If the initial imaging workup does not reveal any suspicious findings, women with physiologic discharge do not need to obtain additional imaging. Although there are many causes of benign physiologic nipple discharge, one of the most common causes producing these symptoms is duct ectasia. Duct ectasia is a benign condition in which the milk ducts dilate or enlarge. Fluid may then collect within the dilated ducts. When enough fluid builds up within the duct, some of the fluid will be expressed through the nipple and is typically yellow, green, brown, or black in color. White nipple discharge often results from prior breastfeeding, even when it has been years since the woman last breastfed. If you squeeze your nipple hard enough, most women can express some fluid from the nipple. Just because you are able to force the liquid out does not mean that something is wrong. (We highly recommend that you DO NOT squeeze the nipple to check for discharge. This can cause irritation resulting in a small amount of bloody discharge which can confuse the picture.) 

Pathologic nipple discharge may be caused by a benign mass in the milk duct referred to as a papilloma. If an intraductal mass is identified on diagnostic imaging, an image-guided biopsy will often be performed to make the diagnosis. Although a papilloma is not generally malignant, making this diagnosis is important, as surgical removal of a papilloma may be recommended based on the size of the mass and the pathology results.

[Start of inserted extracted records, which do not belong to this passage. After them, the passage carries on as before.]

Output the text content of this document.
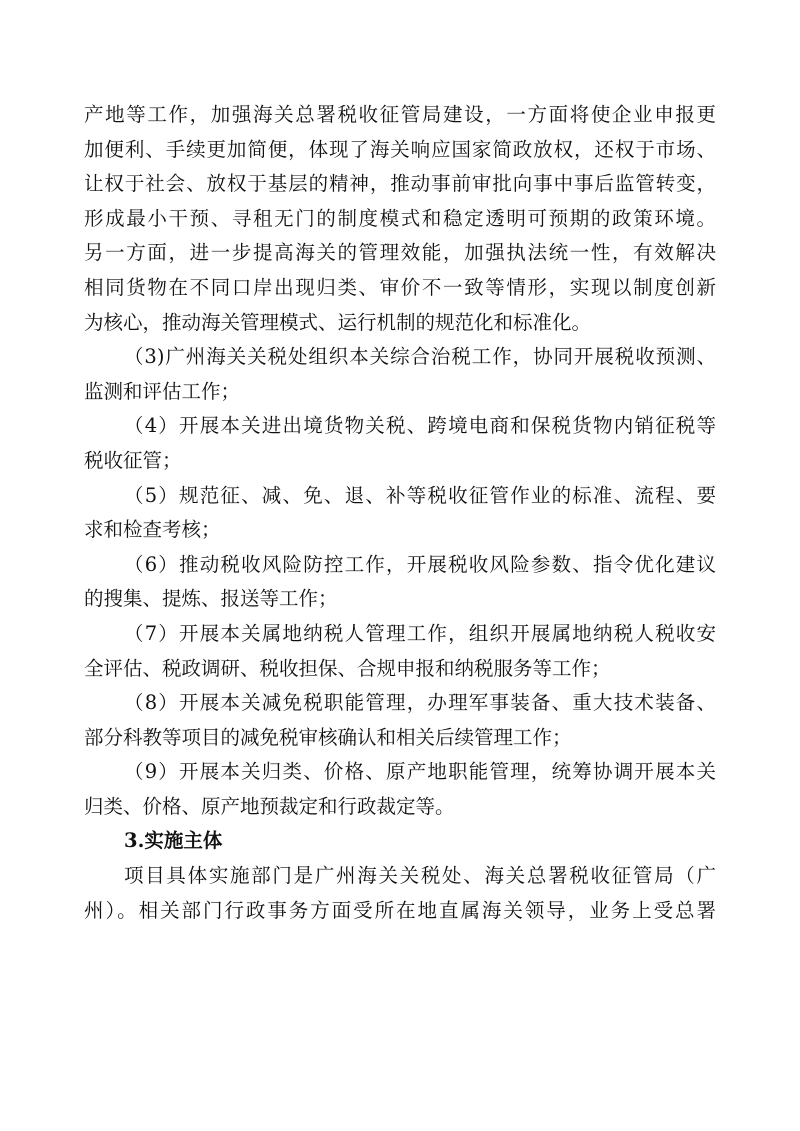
产地等工作，加强海关总署税收征管局建设，一方面将使企业申报更
加便利、手续更加简便，体现了海关响应国家简政放权，还权于市场、
让权于社会、放权于基层的精神，推动事前审批向事中事后监管转变，
形成最小干预、寻租无门的制度模式和稳定透明可预期的政策环境。
另一方面，进一步提高海关的管理效能，加强执法统一性，有效解决
相同货物在不同口岸出现归类、审价不一致等情形，实现以制度创新
为核心，推动海关管理模式、运行机制的规范化和标准化。
（3)广州海关关税处组织本关综合治税工作，协同开展税收预测、
监测和评估工作；
（4）开展本关进出境货物关税、跨境电商和保税货物内销征税等
税收征管；
（5）规范征、减、免、退、补等税收征管作业的标准、流程、要
求和检查考核；
（6）推动税收风险防控工作，开展税收风险参数、指令优化建议
的搜集、提炼、报送等工作；
（7）开展本关属地纳税人管理工作，组织开展属地纳税人税收安
全评估、税政调研、税收担保、合规申报和纳税服务等工作；
（8）开展本关减免税职能管理，办理军事装备、重大技术装备、
部分科教等项目的减免税审核确认和相关后续管理工作；
（9）开展本关归类、价格、原产地职能管理，统筹协调开展本关
归类、价格、原产地预裁定和行政裁定等。
3.实施主体
项目具体实施部门是广州海关关税处、海关总署税收征管局（广
州）。相关部门行政事务方面受所在地直属海关领导，业务上受总署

For women who have pathologic discharge and a negative diagnostic mammogram and ultrasound, additional imaging evaluation with breast MRI will likely be recommended.  MRI is a more sensitive exam than mammography and ultrasound and may identify subtle abnormalities behind the nipple that may represent a papilloma or breast cancer. If an abnormality is seen by MRI, an MRI guided biopsy may be performed in order to make the diagnosis.

Although it is important to go through these steps to ensure that the discharge is not caused by a benign mass or cancer, most often nipple discharge is not something to be overly concerned about. We encourage you to discuss any new or changing breast symptoms with your primary care provider so that all breast symptoms may be thoroughly evaluated.